If you try to shorten this code and fit it into the newer method, you’ll hit problems:

DECLARE @now      datetime = GETDATE(),
        @today    date     = CONVERT(date, @now),
        @tomorrow date     = DATEADD(DAY, 1, @today);

Msg 137 Level 15 State 2 Line 2

Must declare the scalar variable “@now”.

However it works if you try to assign them in the same SELECT

DECLARE @now      datetime;
DECLARE @today    date;
DECLARE @tomorrow date;

SELECT @now      = GETDATE(),
       @today    = CONVERT(date, @now),
       @tomorrow = DATEADD(DAY, 1, @today);

Another way to work around this is to put each variable that depends on an earlier declared variable into a new DECLARE statement.

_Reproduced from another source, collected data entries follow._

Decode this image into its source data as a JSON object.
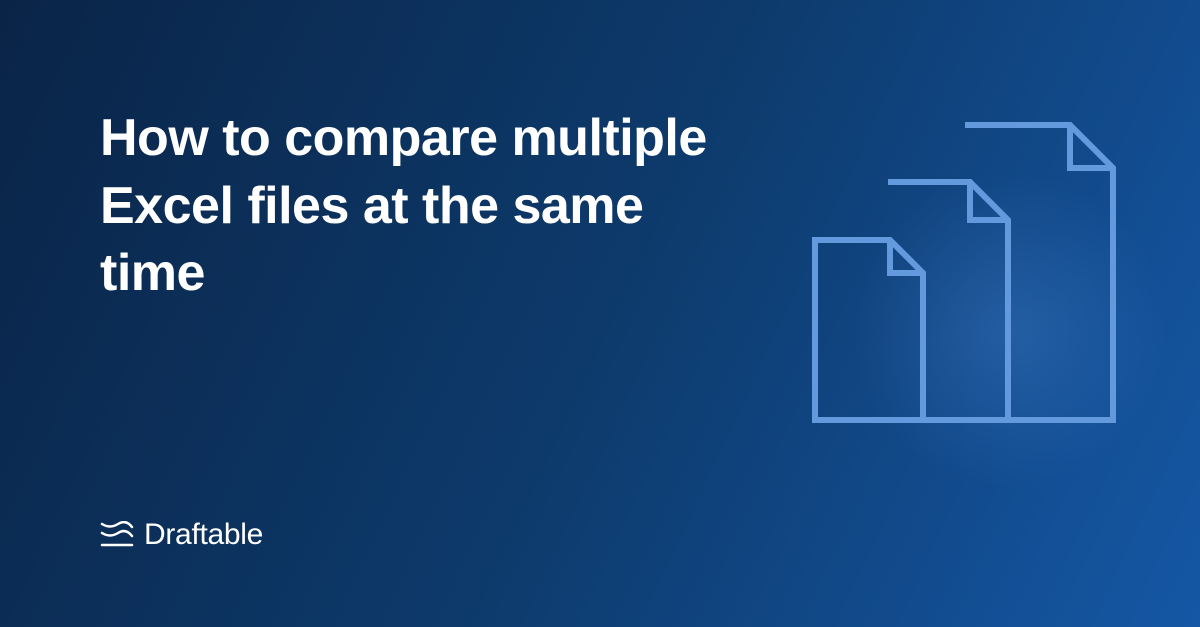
{
  "headline": "How to compare multiple Excel files at the same time",
  "brand": {
    "name": "Draftable"
  },
  "colors": {
    "text": "#ffffff",
    "iconStroke": "#6399dd",
    "bgGradientStart": "#0a2447",
    "bgGradientEnd": "#1557a5"
  }
}
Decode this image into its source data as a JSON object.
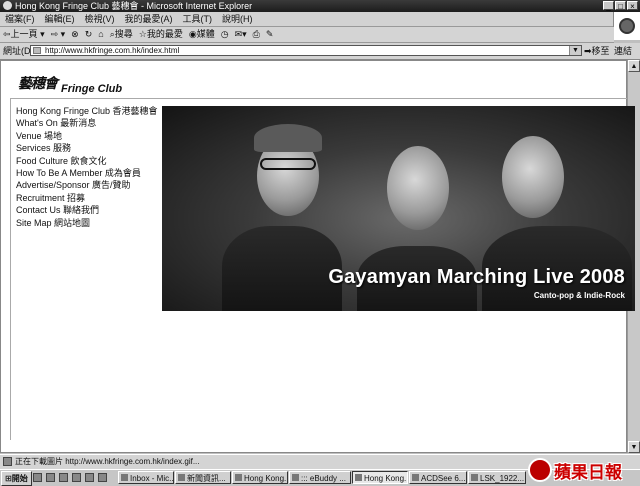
{
  "window": {
    "title": "Hong Kong Fringe Club 藝穗會 - Microsoft Internet Explorer"
  },
  "menu": [
    "檔案(F)",
    "編輯(E)",
    "檢視(V)",
    "我的最愛(A)",
    "工具(T)",
    "說明(H)"
  ],
  "toolbar": {
    "back": "上一頁",
    "search": "搜尋",
    "favorites": "我的最愛",
    "media": "媒體"
  },
  "address": {
    "label": "網址(D)",
    "url": "http://www.hkfringe.com.hk/index.html",
    "go": "移至",
    "links": "連結"
  },
  "page": {
    "logo_calligraphy": "藝穗會",
    "logo_text": "Fringe Club",
    "nav": [
      "Hong Kong Fringe Club 香港藝穗會",
      "What's On 最新消息",
      "Venue 場地",
      "Services 服務",
      "Food Culture 飲食文化",
      "How To Be A Member 成為會員",
      "Advertise/Sponsor 廣告/贊助",
      "Recruitment 招募",
      "Contact Us 聯絡我們",
      "Site Map 網站地圖"
    ],
    "hero": {
      "title": "Gayamyan Marching Live 2008",
      "subtitle": "Canto-pop & Indie-Rock"
    }
  },
  "statusbar": {
    "text": "正在下載圖片 http://www.hkfringe.com.hk/index.gif..."
  },
  "taskbar": {
    "start": "開始",
    "tasks": [
      "Inbox - Mic...",
      "新聞資訊...",
      "Hong Kong...",
      "::: eBuddy ...",
      "Hong Kong...",
      "ACDSee 6....",
      "LSK_1922..."
    ]
  },
  "watermark": "蘋果日報",
  "icons": {
    "back": "back-arrow-icon",
    "forward": "forward-arrow-icon",
    "stop": "stop-icon",
    "refresh": "refresh-icon",
    "home": "home-icon",
    "history": "history-icon",
    "mail": "mail-icon",
    "print": "print-icon",
    "edit": "edit-icon"
  }
}
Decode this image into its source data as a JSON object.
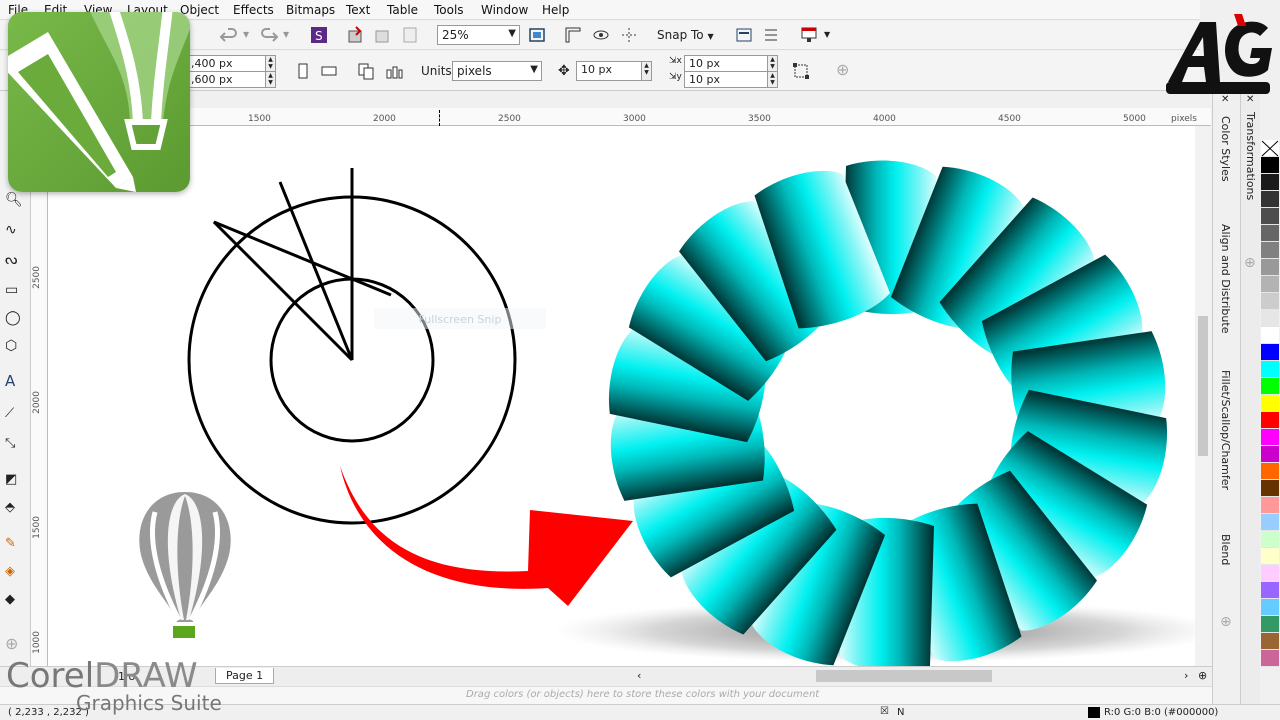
{
  "menu": [
    "File",
    "Edit",
    "View",
    "Layout",
    "Object",
    "Effects",
    "Bitmaps",
    "Text",
    "Table",
    "Tools",
    "Window",
    "Help"
  ],
  "toolbar1": {
    "zoom_value": "25%",
    "snap_label": "Snap To"
  },
  "toolbar2": {
    "width_value": ",400 px",
    "height_value": ",600 px",
    "units_label": "Units:",
    "units_value": "pixels",
    "nudge_value": "10 px",
    "dup_x_value": "10 px",
    "dup_y_value": "10 px"
  },
  "ruler": {
    "h_labels": [
      "1500",
      "2000",
      "2500",
      "3000",
      "3500",
      "4000",
      "4500",
      "5000"
    ],
    "h_unit": "pixels",
    "v_labels": [
      "2500",
      "2000",
      "1500",
      "1000"
    ],
    "v_unit": "pixels"
  },
  "canvas": {
    "ghost_text": "Fullscreen Snip"
  },
  "pagebar": {
    "page_counter": "1 o",
    "page_tab": "Page 1"
  },
  "colorwell": {
    "hint": "Drag colors (or objects) here to store these colors with your document"
  },
  "status": {
    "coords": "( 2,233 , 2,232 )",
    "fill_info": "R:0 G:0 B:0 (#000000)",
    "fill_none": "N"
  },
  "dockers": {
    "color_styles": "Color Styles",
    "align_distribute": "Align and Distribute",
    "fillet": "Fillet/Scallop/Chamfer",
    "blend": "Blend",
    "transformations": "Transformations"
  },
  "branding": {
    "corel": "Corel",
    "draw": "DRAW",
    "suite": "Graphics Suite"
  },
  "palette_colors": [
    "#ffffff",
    "#000000",
    "#1a1a1a",
    "#333333",
    "#4d4d4d",
    "#666666",
    "#808080",
    "#999999",
    "#b3b3b3",
    "#cccccc",
    "#e6e6e6",
    "#ffffff",
    "#0000ff",
    "#00ffff",
    "#00ff00",
    "#ffff00",
    "#ff0000",
    "#ff00ff",
    "#cc00cc",
    "#ff6600",
    "#663300",
    "#ff9999",
    "#99ccff",
    "#ccffcc",
    "#ffffcc",
    "#ffccff",
    "#9966ff",
    "#66ccff",
    "#339966",
    "#996633",
    "#cc6699"
  ],
  "accent_colors": {
    "corel_green": "#6aab3c",
    "arrow_red": "#ff0000",
    "torus_cyan": "#00e5e5"
  }
}
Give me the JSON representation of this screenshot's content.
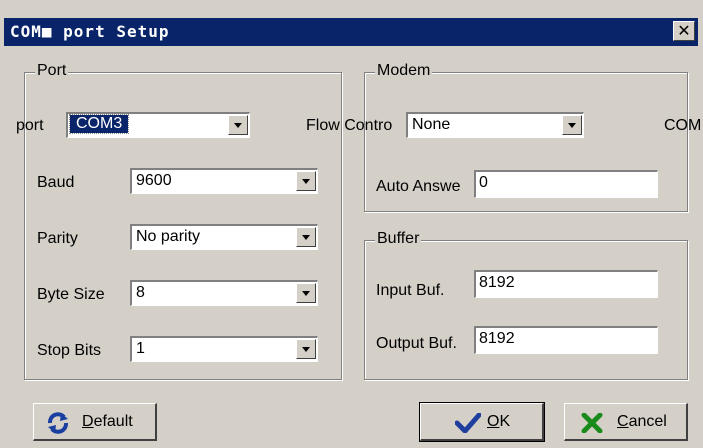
{
  "window": {
    "title": "COM■ port Setup",
    "close_glyph": "✕"
  },
  "port_group": {
    "legend": "Port",
    "port_label": "port",
    "port_value": "COM3",
    "baud_label": "Baud",
    "baud_value": "9600",
    "parity_label": "Parity",
    "parity_value": "No parity",
    "bytesize_label": "Byte Size",
    "bytesize_value": "8",
    "stopbits_label": "Stop Bits",
    "stopbits_value": "1"
  },
  "modem_group": {
    "legend": "Modem",
    "flow_label": "Flow Contro",
    "flow_value": "None",
    "com_label": "COM",
    "autoanswer_label": "Auto Answe",
    "autoanswer_value": "0"
  },
  "buffer_group": {
    "legend": "Buffer",
    "input_label": "Input Buf.",
    "input_value": "8192",
    "output_label": "Output Buf.",
    "output_value": "8192"
  },
  "buttons": {
    "default_mnemonic": "D",
    "default_rest": "efault",
    "ok_mnemonic": "O",
    "ok_rest": "K",
    "cancel_mnemonic": "C",
    "cancel_rest": "ancel"
  },
  "icons": {
    "default": "refresh-icon",
    "ok": "checkmark-icon",
    "cancel": "x-icon",
    "dropdown": "chevron-down-icon"
  },
  "colors": {
    "titlebar": "#0a246a",
    "face": "#d4d0c8",
    "ok_check": "#1f3f9f",
    "cancel_x": "#1a8a1a",
    "refresh": "#1a3fa0"
  }
}
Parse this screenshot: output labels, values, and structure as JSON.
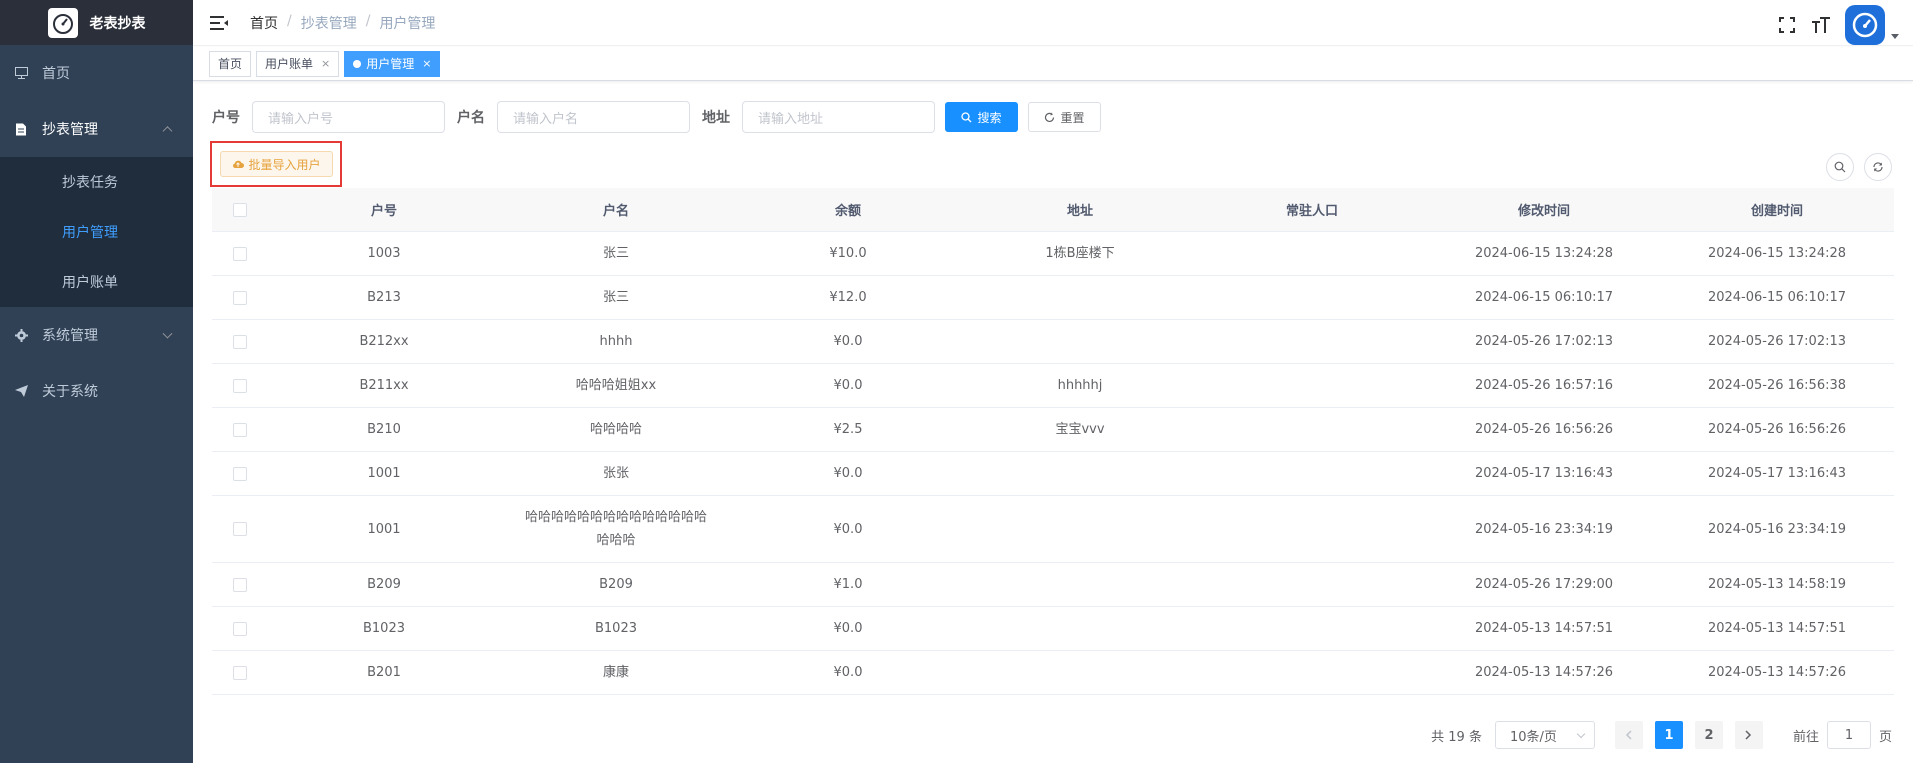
{
  "app": {
    "title": "老表抄表"
  },
  "sidebar": {
    "items": [
      {
        "label": "首页",
        "icon": "monitor-icon"
      },
      {
        "label": "抄表管理",
        "icon": "document-icon",
        "expanded": true,
        "children": [
          {
            "label": "抄表任务"
          },
          {
            "label": "用户管理",
            "active": true
          },
          {
            "label": "用户账单"
          }
        ]
      },
      {
        "label": "系统管理",
        "icon": "gear-icon"
      },
      {
        "label": "关于系统",
        "icon": "send-icon"
      }
    ],
    "bg_color": "#304156",
    "active_color": "#409eff"
  },
  "breadcrumb": [
    "首页",
    "抄表管理",
    "用户管理"
  ],
  "tags": [
    {
      "label": "首页"
    },
    {
      "label": "用户账单"
    },
    {
      "label": "用户管理",
      "active": true
    }
  ],
  "search": {
    "fields": [
      {
        "label": "户号",
        "placeholder": "请输入户号"
      },
      {
        "label": "户名",
        "placeholder": "请输入户名"
      },
      {
        "label": "地址",
        "placeholder": "请输入地址"
      }
    ],
    "search_label": "搜索",
    "reset_label": "重置"
  },
  "toolbar": {
    "import_label": "批量导入用户"
  },
  "table": {
    "headers": [
      "户号",
      "户名",
      "余额",
      "地址",
      "常驻人口",
      "修改时间",
      "创建时间"
    ],
    "rows": [
      [
        "1003",
        "张三",
        "¥10.0",
        "1栋B座楼下",
        "",
        "2024-06-15 13:24:28",
        "2024-06-15 13:24:28"
      ],
      [
        "B213",
        "张三",
        "¥12.0",
        "",
        "",
        "2024-06-15 06:10:17",
        "2024-06-15 06:10:17"
      ],
      [
        "B212xx",
        "hhhh",
        "¥0.0",
        "",
        "",
        "2024-05-26 17:02:13",
        "2024-05-26 17:02:13"
      ],
      [
        "B211xx",
        "哈哈哈姐姐xx",
        "¥0.0",
        "hhhhhj",
        "",
        "2024-05-26 16:57:16",
        "2024-05-26 16:56:38"
      ],
      [
        "B210",
        "哈哈哈哈",
        "¥2.5",
        "宝宝vvv",
        "",
        "2024-05-26 16:56:26",
        "2024-05-26 16:56:26"
      ],
      [
        "1001",
        "张张",
        "¥0.0",
        "",
        "",
        "2024-05-17 13:16:43",
        "2024-05-17 13:16:43"
      ],
      [
        "1001",
        "哈哈哈哈哈哈哈哈哈哈哈哈哈哈哈哈哈",
        "¥0.0",
        "",
        "",
        "2024-05-16 23:34:19",
        "2024-05-16 23:34:19"
      ],
      [
        "B209",
        "B209",
        "¥1.0",
        "",
        "",
        "2024-05-26 17:29:00",
        "2024-05-13 14:58:19"
      ],
      [
        "B1023",
        "B1023",
        "¥0.0",
        "",
        "",
        "2024-05-13 14:57:51",
        "2024-05-13 14:57:51"
      ],
      [
        "B201",
        "康康",
        "¥0.0",
        "",
        "",
        "2024-05-13 14:57:26",
        "2024-05-13 14:57:26"
      ]
    ]
  },
  "pagination": {
    "total_text": "共 19 条",
    "page_size": "10条/页",
    "pages": [
      "1",
      "2"
    ],
    "current": "1",
    "jump_label": "前往",
    "jump_value": "1",
    "jump_suffix": "页"
  }
}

DECLARE @now      datetime = GETDATE();
DECLARE @today    date     = CONVERT(date, @now);
DECLARE @tomorrow date     = DATEADD(DAY, 1, @today);

Still shorter than the old way.

Nothing really, the second syntax is simply a shortcut.

To be picky,
DECLARE @Variable AnyType = something is a shortcut for DECLARE @Variable AnyType; SET @Variable = something, not SELECT which imposes some limits, but if you are only assigning literal values or from deterministic functions it makes no actual difference. If you want to use SELECT in this shortcut you can do something like DECLARE @Variable Anytype = (SELECT something FROM some_table_or_view_or_more_complex_sql).